The stock markets rocketed last week with the Dow (+5.7%), NASDAQ (+2.2%) and S&P 500 (+4.0%). With one day left in October, we have had a strong month but a swift divergence between the Dow (gaining almost 15%) and the NASDAQ (gaining “only” about 5%). Meanwhile, taxable bonds gained more than 1%, but tax-free municipal bonds continued to slip, losing more than 0.5%.
Last week’s surge in the stock markets seemingly didn’t have a fundamental foundation to it. We are amid corporate earnings season, and earnings have been far from spectacular. Some economists believe the market rally may be because investors were relieved that forward-looking guidance wasn’t worse. The top tech-related stocks got hit hard last week, as Microsoft, Google, Amazon, and Meta (formerly Facebook) got hammered with losses of 3%, 5%, 13%, and 24%, respectively. Those big losses contributed to the divergence between the Dow and NASDAQ performance for the week.
There were lots of macroeconomic data reported last week. Preliminary PMIs for the US and Eurozone showed that both regions are in a contractionary period, and their trends are moving further negative. Consumer confidence fell more sharply than expected last week and the Consumer Expectations Index remained below a key number of 80 – a reading typically associated with a recession. US third quarter GDP was reported at a surprisingly high value of +2.6%, reversing the prior two quarters of negative growth. While the GDP number appears good, the underlying data shows a continued economic slowdown. Also last week, the 10-year and 3-month Treasury yields inverted, which has historically been an even more timely recession predictor.
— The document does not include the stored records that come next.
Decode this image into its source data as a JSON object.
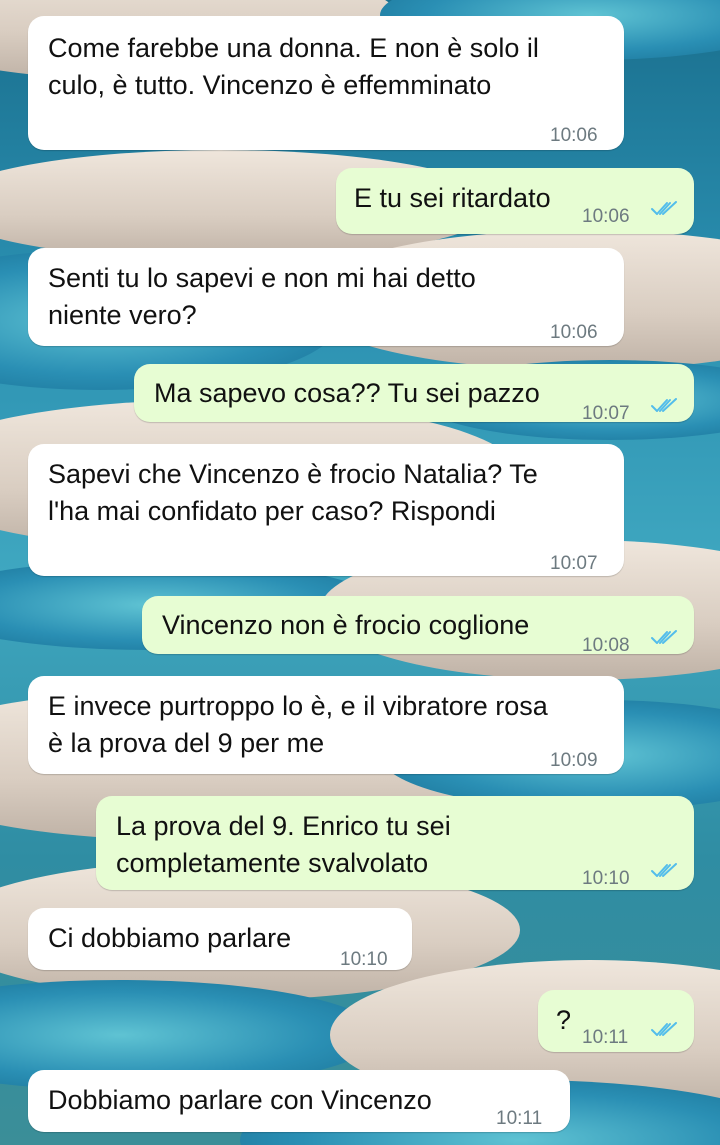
{
  "chat": {
    "messages": [
      {
        "dir": "in",
        "lines": [
          "Come farebbe una donna. E non è solo il",
          "culo, è tutto. Vincenzo è effemminato"
        ],
        "time": "10:06"
      },
      {
        "dir": "out",
        "lines": [
          "E tu sei ritardato"
        ],
        "time": "10:06",
        "status": "read"
      },
      {
        "dir": "in",
        "lines": [
          "Senti tu lo sapevi e non mi hai detto",
          "niente vero?"
        ],
        "time": "10:06"
      },
      {
        "dir": "out",
        "lines": [
          "Ma sapevo cosa?? Tu sei pazzo"
        ],
        "time": "10:07",
        "status": "read"
      },
      {
        "dir": "in",
        "lines": [
          "Sapevi che Vincenzo è frocio Natalia? Te",
          "l'ha mai confidato per caso? Rispondi"
        ],
        "time": "10:07"
      },
      {
        "dir": "out",
        "lines": [
          "Vincenzo non è frocio coglione"
        ],
        "time": "10:08",
        "status": "read"
      },
      {
        "dir": "in",
        "lines": [
          "E invece purtroppo lo è, e il vibratore rosa",
          "è la prova del 9 per me"
        ],
        "time": "10:09"
      },
      {
        "dir": "out",
        "lines": [
          "La prova del 9. Enrico tu sei",
          "completamente svalvolato"
        ],
        "time": "10:10",
        "status": "read"
      },
      {
        "dir": "in",
        "lines": [
          "Ci dobbiamo parlare"
        ],
        "time": "10:10"
      },
      {
        "dir": "out",
        "lines": [
          "?"
        ],
        "time": "10:11",
        "status": "read"
      },
      {
        "dir": "in",
        "lines": [
          "Dobbiamo parlare con Vincenzo"
        ],
        "time": "10:11"
      }
    ]
  },
  "colors": {
    "incoming_bubble": "#ffffff",
    "outgoing_bubble": "#e7fdd3",
    "read_ticks": "#53bdeb",
    "timestamp": "#6d7a80"
  },
  "icons": {
    "read_status": "double-check-icon"
  }
}
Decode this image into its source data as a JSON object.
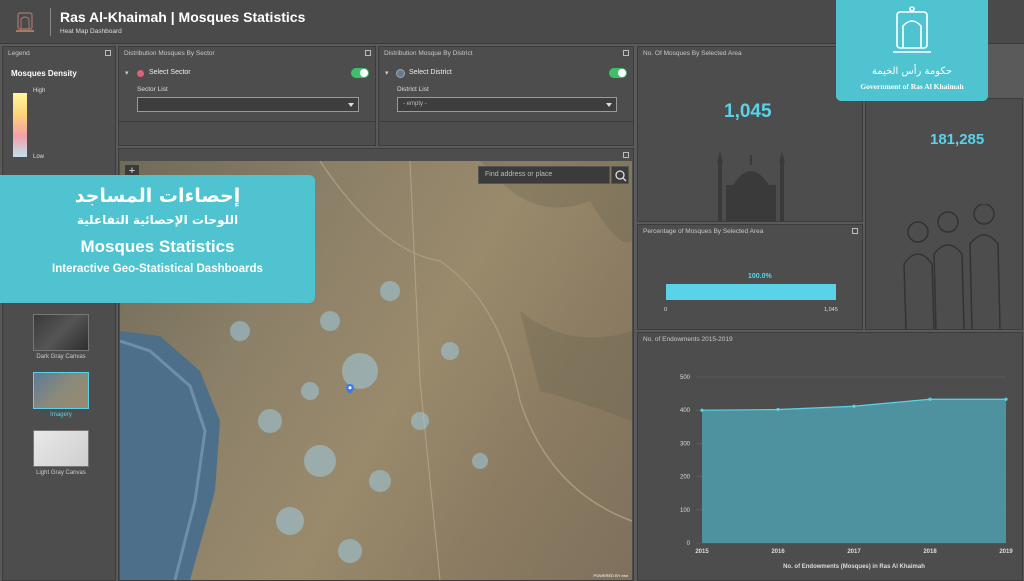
{
  "header": {
    "title": "Ras Al-Khaimah | Mosques Statistics",
    "subtitle": "Heat Map Dashboard"
  },
  "legend": {
    "panel_title": "Legend",
    "layer_title": "Mosques Density",
    "high": "High",
    "low": "Low"
  },
  "basemaps": [
    {
      "label": "Dark Gray Canvas",
      "selected": false
    },
    {
      "label": "Imagery",
      "selected": true
    },
    {
      "label": "Light Gray Canvas",
      "selected": false
    }
  ],
  "sector_panel": {
    "title": "Distribution Mosques By Sector",
    "toggle_label": "Select Sector",
    "list_label": "Sector List",
    "value": ""
  },
  "district_panel": {
    "title": "Distribution Mosque By District",
    "toggle_label": "Select District",
    "list_label": "District List",
    "value": "- empty -"
  },
  "map": {
    "search_placeholder": "Find address or place",
    "zoom_in": "+",
    "attribution": "POWERED BY esri"
  },
  "overlay": {
    "ar_title": "إحصاءات المساجد",
    "ar_subtitle": "اللوحات الإحصائية التفاعلية",
    "en_title": "Mosques Statistics",
    "en_subtitle": "Interactive Geo-Statistical Dashboards"
  },
  "count_panel": {
    "title": "No. Of Mosques By Selected Area",
    "value": "1,045"
  },
  "second_count": {
    "value": "181,285"
  },
  "gov_logo": {
    "ar": "حكومة رأس الخيمة",
    "en": "Government of Ras Al Khaimah"
  },
  "percentage_panel": {
    "title": "Percentage of Mosques By Selected Area",
    "value_label": "100.0%",
    "fraction": 1.0,
    "min_label": "0",
    "max_label": "1,045"
  },
  "endowments_panel": {
    "title": "No. of Endowments 2015-2019"
  },
  "colors": {
    "accent": "#5ad3e8",
    "panel": "#4d4d4d",
    "toggle": "#3fbf6a",
    "overlay": "#4fc3cf"
  },
  "chart_data": {
    "type": "area",
    "x": [
      2015,
      2016,
      2017,
      2018,
      2019
    ],
    "values": [
      400,
      402,
      412,
      433,
      433
    ],
    "xlabel": "No. of Endowments (Mosques) in Ras Al Khaimah",
    "ylabel": "",
    "ylim": [
      0,
      500
    ],
    "yticks": [
      0,
      100,
      200,
      300,
      400,
      500
    ],
    "grid": true
  }
}
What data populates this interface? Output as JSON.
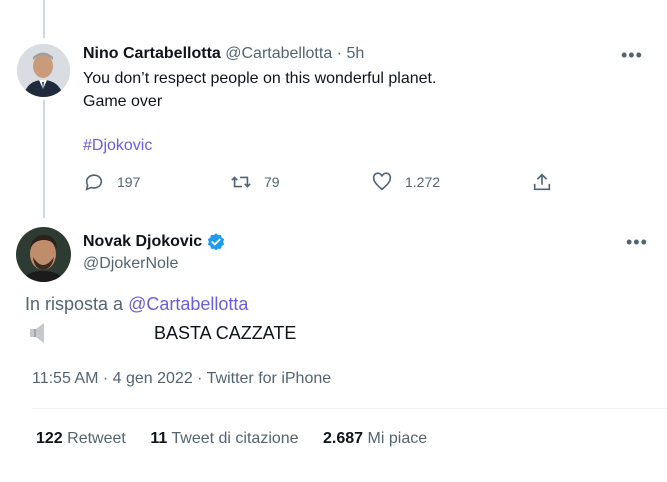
{
  "reply_tweet": {
    "name": "Nino Cartabellotta",
    "handle": "@Cartabellotta",
    "separator": "·",
    "time": "5h",
    "text_line1": "You don’t respect people on this wonderful planet.",
    "text_line2": "Game over",
    "hashtag": "#Djokovic",
    "replies": "197",
    "retweets": "79",
    "likes": "1.272"
  },
  "main_tweet": {
    "name": "Novak Djokovic",
    "handle": "@DjokerNole",
    "in_reply_prefix": "In risposta a",
    "in_reply_handle": "@Cartabellotta",
    "text": "BASTA CAZZATE",
    "meta": "11:55 AM · 4 gen 2022 · Twitter for iPhone",
    "retweet_count": "122",
    "retweet_label": "Retweet",
    "quote_count": "11",
    "quote_label": "Tweet di citazione",
    "like_count": "2.687",
    "like_label": "Mi piace"
  },
  "colors": {
    "verified": "#1d9bf0",
    "link": "#6a5fd6",
    "muted": "#536471"
  }
}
As you can see, last week’s (and month’s) market rally doesn’t seem to have much foundation to it, albeit they are nice to see. According to John Hancock Investment’s Chief Investment Officer (CIO), “… risk assets have yet to price in an economic recession. In our view, this is an opportune time to further prune back risk exposure in portfolios as markets appear disconnected from the macro backdrop”. In short, there seems to be concern that these market rallies may be unjustified. This week, all eyes will be on the Fed, as they are likely to raise interest rates by 0.75% on Wednesday, but economists will be listening more closely to the Fed’s comments for future rate hikes.